尤其,当文希娣抬眸望见翟羽的那一刻,竟有恍如隔世之感,所有的折磨、恐惧、委屈瞬间化为泪水,她飞驰扑进翟羽的怀抱,泪眼婆娑。
“翟羽,我好怕、好怕、好怕再也看不到你了。”话说完,一直硬撑着的意志力迅速瓦解,昏厥已往。
“菲菲,医生为希娣详细检查之后,怎么说?”翟羽推开头等病房的门,蹑手蹑脚走进来,守在病床旁边的何菲菲一看到他,马上起身拉他到角落,满脸焦虑的翟羽压低声音询问着。
“医生说,希娣只是皮肉之伤,没什么大碍,修养几天就可以回复了。”
“可是,她人都昏厥了……”他心头抽痛地瞥了眼脸色苍白躺在病床上的文希娣。
“关于这一点,我也问过医生,医生体现希娣被塞进狭窄的铁桶里没得吃没得喝,加上生命饱受威胁,满身处在神经紧绷的状态,当她获救见到你时,绷到快断掉的神经霍然放松,情绪转折太大,才会导致昏厥。”
“原来如此。”
“阿羽!我苦思了一晚,始终想不透平时灵巧胆小的阿潘,怎会突然变了小我私家似的心狠手辣。”何菲菲不住皱眉又皱眉,随即话锋一转——
“对了!麦安杰跟阿潘他们兄妹俩现况如何?”
“我以恶行重大有逃亡之虞声请收押获准,两人已关进看守所。”他是承办检察官,不得不将希娣交给何菲菲照顾,先回检察署侦讯阿潘一干人等,待侦讯告一段落,他连忙飞驰至医院探视文希娣的状况。
“唉!咎由自取,怨不得别人。”
“不提他们。”他掉头望着呼吸匀称、熟睡的文希娣,宽下心说:“现在的希娣,看起来让人放心多了。”
“那是现在。你都没瞧见两、三个钟头前,她睡着睡着就莫名哆嗦的可怜容貌,看得我盛情疼,只好请医生帮她注射镇定剂,她才睡得较量牢靠。”

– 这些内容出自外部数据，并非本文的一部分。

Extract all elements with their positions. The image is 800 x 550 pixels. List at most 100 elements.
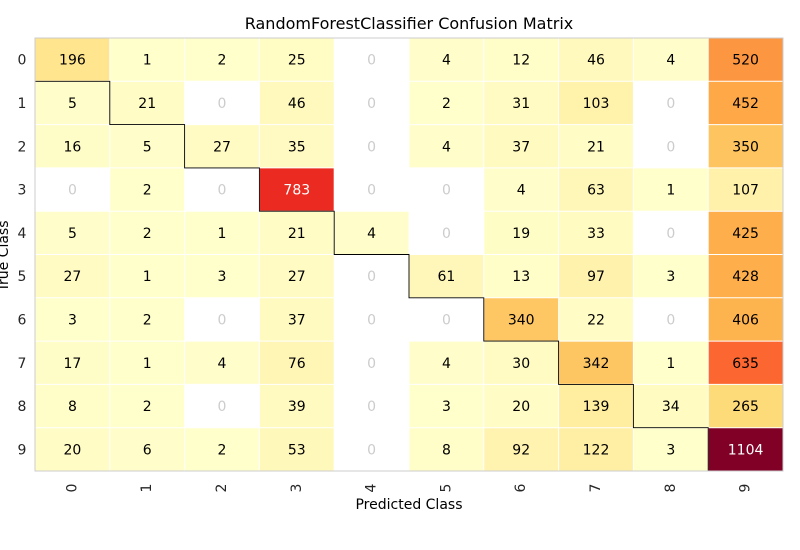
heatmap-cell — [409, 254, 485, 299]
cell-value-label: 5 — [143, 139, 152, 155]
cell-value-label: 0 — [666, 139, 675, 155]
heatmap-cell — [708, 384, 784, 429]
cell-value-label: 0 — [442, 312, 451, 328]
cell-value-label: 20 — [63, 442, 81, 458]
heatmap-cell — [483, 38, 560, 82]
heatmap-cell — [483, 341, 560, 385]
x-tick-label: 2 — [214, 484, 230, 493]
heatmap-cell — [708, 341, 784, 385]
x-tick-label: 0 — [64, 484, 80, 493]
cell-value-label: 13 — [512, 269, 530, 285]
cell-value-label: 0 — [367, 399, 376, 415]
cell-value-label: 8 — [442, 442, 451, 458]
cell-value-label: 0 — [218, 312, 227, 328]
heatmap-cell — [109, 81, 186, 126]
cell-value-label: 122 — [583, 442, 610, 458]
plot-frame — [34, 37, 784, 472]
heatmap-cell — [109, 254, 186, 299]
cell-value-label: 16 — [63, 139, 81, 155]
cell-value-label: 0 — [442, 183, 451, 199]
heatmap-cell — [35, 167, 111, 212]
x-tick-label: 7 — [588, 484, 604, 493]
heatmap-cell — [708, 38, 784, 82]
cell-value-label: 21 — [587, 139, 605, 155]
cell-value-label: 5 — [68, 226, 77, 242]
cell-value-label: 0 — [367, 53, 376, 69]
heatmap-cell — [708, 81, 784, 126]
heatmap-cell — [259, 427, 335, 472]
x-tick-labels: 0 1 2 3 4 5 6 7 8 9 — [64, 483, 753, 492]
cell-value-label: 4 — [442, 139, 451, 155]
cell-value-label: 12 — [512, 53, 530, 69]
heatmap-cell — [259, 254, 335, 299]
cell-value-label: 33 — [587, 226, 605, 242]
y-tick-label: 7 — [18, 356, 27, 372]
heatmap-cell — [334, 211, 410, 255]
heatmap-cell — [334, 427, 410, 472]
heatmap-cell — [409, 297, 485, 342]
cell-value-label: 350 — [732, 139, 759, 155]
heatmap-cell — [409, 427, 485, 472]
cell-value-label: 4 — [517, 183, 526, 199]
heatmap-cell — [184, 38, 260, 82]
cell-value-label: 0 — [666, 312, 675, 328]
cell-value-label: 46 — [288, 96, 306, 112]
heatmap-cell — [409, 384, 485, 429]
cell-value-label: 8 — [68, 399, 77, 415]
x-tick-label: 9 — [738, 484, 754, 493]
cell-value-label: 3 — [442, 399, 451, 415]
heatmap-cell — [259, 384, 335, 429]
cell-value-label: 139 — [583, 399, 610, 415]
cell-value-label: 17 — [63, 356, 81, 372]
heatmap-cell — [483, 124, 560, 169]
cell-value-label: 22 — [587, 312, 605, 328]
cell-value-label: 37 — [512, 139, 530, 155]
heatmap-cell — [483, 297, 560, 342]
cell-value-label: 428 — [732, 269, 759, 285]
heatmap-cell — [184, 124, 260, 169]
heatmap-cell — [708, 167, 784, 212]
heatmap-cell — [184, 384, 260, 429]
heatmap-cell — [633, 341, 709, 385]
heatmap-cell — [409, 167, 485, 212]
heatmap-cell — [633, 211, 709, 255]
cell-value-label: 2 — [442, 96, 451, 112]
cell-value-label: 4 — [666, 53, 675, 69]
x-tick-label: 3 — [289, 484, 305, 493]
y-tick-label: 0 — [18, 53, 27, 69]
heatmap-cell — [409, 211, 485, 255]
cell-value-label: 425 — [732, 226, 759, 242]
heatmap-cell — [558, 167, 634, 212]
cell-value-label: 0 — [367, 183, 376, 199]
cell-value-label: 63 — [587, 183, 605, 199]
cell-value-label: 34 — [662, 399, 680, 415]
cell-value-label: 2 — [218, 53, 227, 69]
heatmap-cell — [558, 81, 634, 126]
cell-value-label: 30 — [512, 356, 530, 372]
heatmap-cell — [259, 81, 335, 126]
heatmap-cell — [184, 341, 260, 385]
cell-value-label: 2 — [143, 399, 152, 415]
cell-value-label: 406 — [732, 312, 759, 328]
cell-value-label: 520 — [732, 53, 759, 69]
cell-value-label: 92 — [512, 442, 530, 458]
x-tick-label: 8 — [663, 484, 679, 493]
heatmap-cell — [35, 124, 111, 169]
cell-value-label: 97 — [587, 269, 605, 285]
y-tick-label: 2 — [18, 139, 27, 155]
cell-value-label: 31 — [512, 96, 530, 112]
heatmap-cell — [409, 124, 485, 169]
x-tick-label: 4 — [364, 483, 380, 492]
cell-value-label: 3 — [666, 442, 675, 458]
cell-value-label: 340 — [508, 312, 535, 328]
heatmap-cell — [483, 384, 560, 429]
heatmap-cell — [334, 167, 410, 212]
heatmap-cell — [35, 341, 111, 385]
chart-title: RandomForestClassifier Confusion Matrix — [245, 14, 574, 33]
cell-value-label: 3 — [666, 269, 675, 285]
heatmap-cell — [109, 124, 186, 169]
heatmap-cell — [334, 38, 410, 82]
heatmap-cell — [334, 297, 410, 342]
heatmap-cell — [35, 81, 111, 126]
cell-value-label: 39 — [288, 399, 306, 415]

“菲菲,辛苦你了,下半夜我来接手,你早点回家休息。”
“好!希娣就交给你照顾。不外,在回家之前,我想先去祖古的家陪陪她。”
“发生这种事,祖古一定伤透心,你就去陪她说说话,好好慰藉她。”
“嗯!那么我先走了。明天早上我再过来跟你换班。拜拜!”何菲菲拎着手提包轻悄悄关上房门。
“……”他趋近床边,撑开双臂,俯身用满是心疼的墨瞳凝望她熟睡的面目,只见原本白皙平滑的容颜此时却是额头肿了个壹元钱币巨细的包,两颊擦伤淤青,最惨的是嘴巴因她不停揪扯胶带,使粉嫩的唇瓣破皮红肿得像挂了两条香肠……他心如刀割地拿指腹轻轻勾勒她的脸。
“不要!不要!我不要死!”她突然两手狂乱挥舞,歇斯底里的尖叫。
“别怕,你只是在做噩梦。希娣,何不张开眼睛看清楚?我是你的翟羽啊。”
“翟羽?真的是你。”她眼睑颤了颤,睁开眼,宛如惊弓之鸟,告诉他:“我梦到麦安杰把我五花大绑扔到挖好的坑洞里,他的脸狰狞得像夜叉一样,正举起铲子要铲土生坑我。”
“希娣,灾惆怅去了,你已经平安获救。我以我的生命向你保证,尔后绝不容许任何人伤害你。”他牢牢抱着她,亲吻她的发。
“我平安了,那……阿发仔呢?”
“适才我去看过他,除了鼻青脸肿之外,肋骨断三根,虎口也有撕裂,所幸没有生命危险。”
“都是我害了他,我要去看他。”她挣扎起身要下床。
“这么晚了,我想阿发仔应该已经睡了。再说,他的女朋侪一直陪在身边,把他照顾得无微不至,你不必为他担忧,等明天天亮了,再去看他也不迟。”他按住她的肩膀。
“他有女朋侪照顾,我也就放心了。”
“一定很痛哦?”他心如刀割地抚摸她脸上青一块紫一块的乌青。
“肉眼看获得的伤痕很快就会结痂回复,然而心中对人性的贪婪与阴险所造成的失望,可能要花上很长一段时间才气够重建起来。”
“希娣。”
“不瞒你说,在阿潘跟麦文杰泛起之前,我一直以为是‘疯狗浪’手下所犯的绑架案,没想到我竟是被身边多年的事情同伴设计出卖。”她委曲挤出一抹惨兮兮的苦笑。
“多亏有你抽丝剥茧,否则我可能已遭不测,不能像现在这样跟你说话了。翟羽,我很好奇,你怎会怀疑到阿潘头上进而破案的?”
“阿潘是你的助理,熟知你的作息跟习惯,同时,也是你失踪前最后接触的人,自然是警员视察的工具之一,加上阿潘太自作智慧又太操之过急,以至于偏差百出。”
“等等、等等!我们一个一个来。首先,请你说说阿潘是怎么自作智慧?”
“她在我没提出要求之前,就主动交给我一份资料,上面详细纪录时间、人名跟所在,作为她的不在场证明。”
“她这么配合,不是很好吗?”
“好是好,却不合常理。”
“这话怎么说?”
“希娣,如果你去找一小我私家,你会写几点几分到达,几点几疏散开吗?”
“不会!应该只会写三点多到达,四点多脱离,只能记得几点钟,无法确切记得几分钟。”
“你的**就是一般合理的说辞,除非阿潘未卜先知,知道你会失踪,知道她会接受视察,才有可能记下几点几分见什么人说什么话做什么事。阿潘自以为智慧的做法,实在就是‘欲盖弥彰’。”